Immediately after the peace, Gustav ordered the College of Jena (a well-respected establishment located in Germany. Much like Oxford or Cambridge of a later era) design a musket that could fire 15 shots in ten minutes, be able to be mass-produced in numbers large enough to completely rearm the Swedish military in less than five years, and be able to be scaled down for use by cavalry or by marines.
1629: The Ministry of Colonisation is established. As the 30 Years War (ATL called the German War) had displaced hundreds of thousands of civilians, from the Netherlands to Poland, a chance to start a new life, free from almost all restrictions, was too good to pass up. Each family would be given free passage to the New World, a small amount of money (OTL equivalent: $100,000), and 100 acres of mixed forest and grassland. Taxes would be half as much as they would be in the Old World; however, the colonists would have to be able to pay off their debt within ten years, or be evicted and their land given to new colonists.

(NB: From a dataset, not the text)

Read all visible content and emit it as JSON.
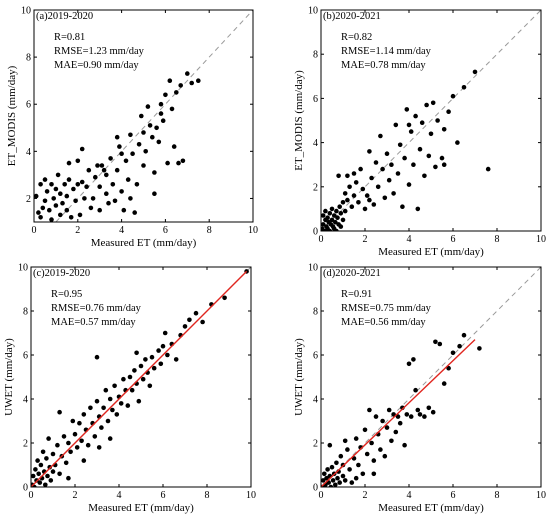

1633: The College of Jena presents it's musket. It is approximately 11 pounds, and can fire (on average) 16 rounds every ten minutes. Powder and shot would be contained together in a linen cartridge. When rammed down, small blades at the muzzle would slice the cartridge open, pouring the powder down. Everything else was the same as any other musket, except for the fact that the snaphaunce could be cocked back by pulling on the trigger guard, and the fact that the powder horn had a small lever to measure out exactly the right amount of primer. It was adopted as the Universal Service Rifle (mark 1). The musket was first assigned to the fusiliers (troops tasked with protecting the Swede's amazing artillery).
1634: Two states are added to the Swedish Union, adding to the existing 11. These were New Sweden (Nova Scotia through Connecticut, with all territory east of the St. Lawrence river), and Hejiskii (New Jersey south to northern Florida, and west to the western Appalachians.). As opposed to OTL, the French were prevented from settling Canada, since the Swedes took all the coastline, and were using fishing boats to patrol the waters. The Dutch, being allies of the Swedes, held on to OTL New York (ATL New Amsterdam).
The King's English War (1634-1639)
Due to the Swede's rapid colonisation of The Americas, England began to think of taking its colonies. However, it would have to transport troops to the Americas, and, with only a small enclave near Jamestown, had no bases in the area. This being so, England decided to attack Sweden in Europe.